Health and Human Services (HHS) Secretary Xavier Becerra announced Thursday that the outbreak of monkeypox is a public health emergency, 78 days after the first case was confirmed in the United States.
The announcement will free up resources to fight the virus, including vaccines, treatments, and tracking.
“Ending the monkeypox outbreak is a critical priority for the Biden-Harris Administration. We are taking our response to the next level by declaring a public health emergency,” Becerra said in the announcement. “With today’s declaration we can further strengthen and accelerate our response further.”
The declaration comes on the heels of President Biden appointing Robert Fenton of the Federal Emergency Management Agency as White House National Monkeypox Response Coordinator and Dr. Demetre Daskalakis of the Centers for Disease Control and Prevention (CDC) as White House National Monkeypox Response Deputy Coordinator.
“President Biden has called on us to explore every option on the table to combat the monkeypox outbreak and protect communities at risk,” said White House National Monkeypox Response Coordinator Robert Fenton. “We are applying lessons learned from the battles we’ve fought – from COVID response to wildfires to measles and will tackle this outbreak with the urgency this moment demands.”
The administration has faced criticism for failing to act quickly to contain the virus and for not securing enough vaccines to meet the demand. The first case of monkeypox in the United States was confirmed on May 18th.
There are more than 7,100 confirmed cases of monkeypox in the United States, according to the latest data from the CDC. Symptoms include fever, headache, muscle aches and backache, swollen lymph nodes, chills, exhaustion, respiratory symptoms, and a rash.
Monkeypox can spread to anyone through close, personal, often-skin-to-skin contact, touching objects or fabrics that have been used by someone with the virus, and contact with respiratory secretions. A person with monkeypox can spread it to others from the time symptoms start until the rash has fully healed and a fresh layer of skin has formed. The illness typically lasts two to four weeks, according to the CDC.

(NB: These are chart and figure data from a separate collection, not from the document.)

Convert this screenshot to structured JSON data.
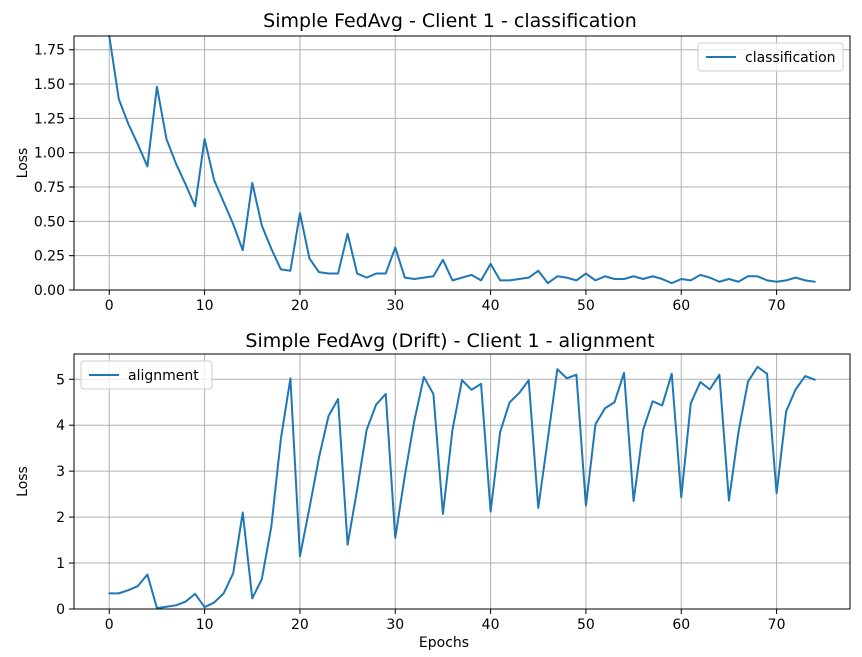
{
  "chart_data": [
    {
      "type": "line",
      "title": "Simple FedAvg - Client 1 - classification",
      "xlabel": "",
      "ylabel": "Loss",
      "xlim": [
        -3.7,
        77.7
      ],
      "ylim": [
        0,
        1.85
      ],
      "xticks": [
        0,
        10,
        20,
        30,
        40,
        50,
        60,
        70
      ],
      "yticks": [
        0.0,
        0.25,
        0.5,
        0.75,
        1.0,
        1.25,
        1.5,
        1.75
      ],
      "ytick_labels": [
        "0.00",
        "0.25",
        "0.50",
        "0.75",
        "1.00",
        "1.25",
        "1.50",
        "1.75"
      ],
      "grid": true,
      "legend": "top-right",
      "color": "#1f77b4",
      "series": [
        {
          "name": "classification",
          "values": [
            1.85,
            1.39,
            1.21,
            1.06,
            0.9,
            1.48,
            1.1,
            0.92,
            0.77,
            0.61,
            1.1,
            0.8,
            0.64,
            0.48,
            0.29,
            0.78,
            0.47,
            0.3,
            0.15,
            0.14,
            0.56,
            0.23,
            0.13,
            0.12,
            0.12,
            0.41,
            0.12,
            0.09,
            0.12,
            0.12,
            0.31,
            0.09,
            0.08,
            0.09,
            0.1,
            0.22,
            0.07,
            0.09,
            0.11,
            0.07,
            0.19,
            0.07,
            0.07,
            0.08,
            0.09,
            0.14,
            0.05,
            0.1,
            0.09,
            0.07,
            0.12,
            0.07,
            0.1,
            0.08,
            0.08,
            0.1,
            0.08,
            0.1,
            0.08,
            0.05,
            0.08,
            0.07,
            0.11,
            0.09,
            0.06,
            0.08,
            0.06,
            0.1,
            0.1,
            0.07,
            0.06,
            0.07,
            0.09,
            0.07,
            0.06
          ]
        }
      ]
    },
    {
      "type": "line",
      "title": "Simple FedAvg (Drift) - Client 1 - alignment",
      "xlabel": "Epochs",
      "ylabel": "Loss",
      "xlim": [
        -3.7,
        77.7
      ],
      "ylim": [
        0,
        5.55
      ],
      "xticks": [
        0,
        10,
        20,
        30,
        40,
        50,
        60,
        70
      ],
      "yticks": [
        0,
        1,
        2,
        3,
        4,
        5
      ],
      "ytick_labels": [
        "0",
        "1",
        "2",
        "3",
        "4",
        "5"
      ],
      "grid": true,
      "legend": "top-left",
      "color": "#1f77b4",
      "series": [
        {
          "name": "alignment",
          "values": [
            0.34,
            0.34,
            0.41,
            0.5,
            0.75,
            0.02,
            0.05,
            0.08,
            0.16,
            0.33,
            0.04,
            0.14,
            0.34,
            0.78,
            2.1,
            0.23,
            0.65,
            1.8,
            3.7,
            5.02,
            1.15,
            2.2,
            3.3,
            4.2,
            4.57,
            1.4,
            2.6,
            3.9,
            4.45,
            4.68,
            1.55,
            2.9,
            4.1,
            5.05,
            4.68,
            2.07,
            3.9,
            4.98,
            4.77,
            4.9,
            2.12,
            3.85,
            4.5,
            4.7,
            4.98,
            2.2,
            3.7,
            5.22,
            5.02,
            5.1,
            2.25,
            4.02,
            4.37,
            4.5,
            5.14,
            2.35,
            3.9,
            4.52,
            4.43,
            5.12,
            2.43,
            4.48,
            4.94,
            4.78,
            5.1,
            2.36,
            3.85,
            4.95,
            5.27,
            5.12,
            2.52,
            4.3,
            4.78,
            5.07,
            4.99
          ]
        }
      ]
    }
  ]
}
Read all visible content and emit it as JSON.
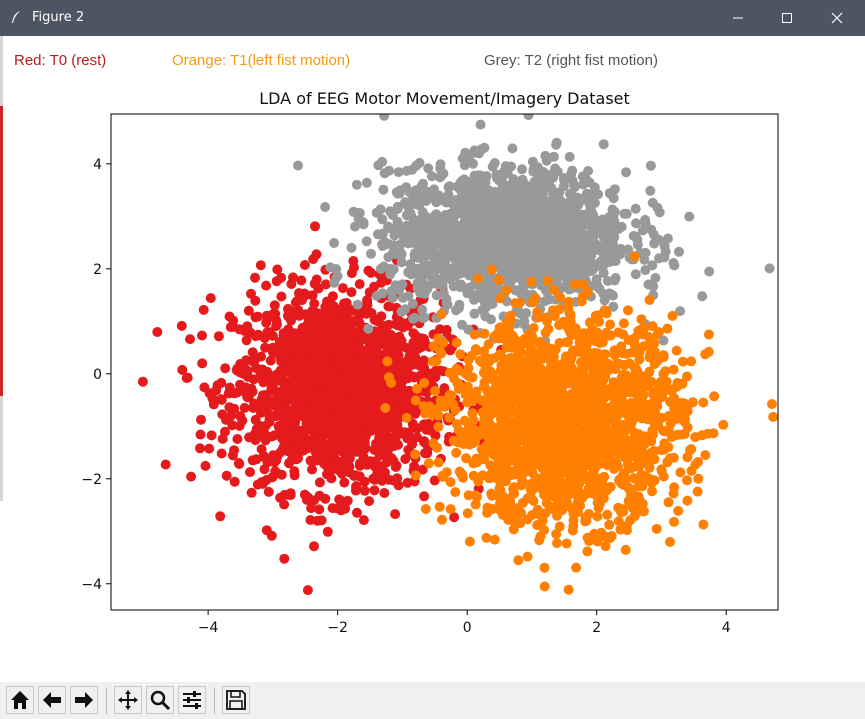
{
  "window": {
    "title": "Figure 2",
    "icon": "feather-icon"
  },
  "legend": [
    {
      "text": "Red: T0 (rest)",
      "color": "#b71c1c"
    },
    {
      "text": "Orange: T1(left fist motion)",
      "color": "#f39c12"
    },
    {
      "text": "Grey: T2 (right fist motion)",
      "color": "#555555"
    }
  ],
  "toolbar": {
    "buttons": [
      {
        "name": "home-icon",
        "tooltip": "Home"
      },
      {
        "name": "back-icon",
        "tooltip": "Back"
      },
      {
        "name": "forward-icon",
        "tooltip": "Forward"
      },
      {
        "name": "pan-icon",
        "tooltip": "Pan"
      },
      {
        "name": "zoom-icon",
        "tooltip": "Zoom"
      },
      {
        "name": "configure-subplots-icon",
        "tooltip": "Subplots"
      },
      {
        "name": "save-icon",
        "tooltip": "Save"
      }
    ]
  },
  "chart_data": {
    "type": "scatter",
    "title": "LDA of EEG Motor Movement/Imagery Dataset",
    "xlabel": "",
    "ylabel": "",
    "xlim": [
      -5.5,
      4.8
    ],
    "ylim": [
      -4.5,
      4.95
    ],
    "xticks": [
      -4,
      -2,
      0,
      2,
      4
    ],
    "yticks": [
      -4,
      -2,
      0,
      2,
      4
    ],
    "grid": false,
    "series": [
      {
        "color": "#e41a1c",
        "center": [
          -2.0,
          -0.3
        ],
        "spread": [
          0.8,
          0.95
        ]
      },
      {
        "color": "#999999",
        "center": [
          0.6,
          2.6
        ],
        "spread": [
          0.95,
          0.65
        ]
      },
      {
        "color": "#ff7f00",
        "center": [
          1.5,
          -0.9
        ],
        "spread": [
          0.9,
          0.95
        ]
      }
    ]
  }
}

HHS said the public health emergency declaration is part of the administration’s comprehensive strategy to combat the monkeypox outbreak. strategy includes significantly scaling the production and availability of vaccines, expanding testing capacity and making testing more convenient, reducing burdens in accessing treatments, and conducting robust outreach to stakeholders and members of the LGBTQI+ communities.
The declaration was made in concert with the Food and Drug Administration’s (FDA) work to explore new strategies that could help get vaccines to affected communities across the country, including using new dose-sparing approach that could increase the number of doses available, up to five-fold.
The public health emergency also carries implications for data sharing with the federal government. Fifty-one jurisdictions have already signed data use agreements that will provide the Centers for Disease Control and Prevention (CDC) with information related to vaccine administration. Declaring the outbreak an emergency may provide the justification that the remaining jurisdictions need to sign their agreements. Additionally, it provides authorities to the Centers for Medicare & Medicaid Services to collect testing and hospitalization data.
HHS said that it has shipped more than 602,000 doses of the JYNNEOS vaccine to states and jurisdictions, an increase of 266,000 in the past week. It has also allocated 1.1 million doses to states and jurisdictions in total and is making more doses available as jurisdictions use their current supply. HHS also announced on Thursday that it has accelerated the delivery of an additional 150,000 doses to arrive in the U.S. next month. The doses, which were slated to arrive in November will now arrive in the U.S. in September.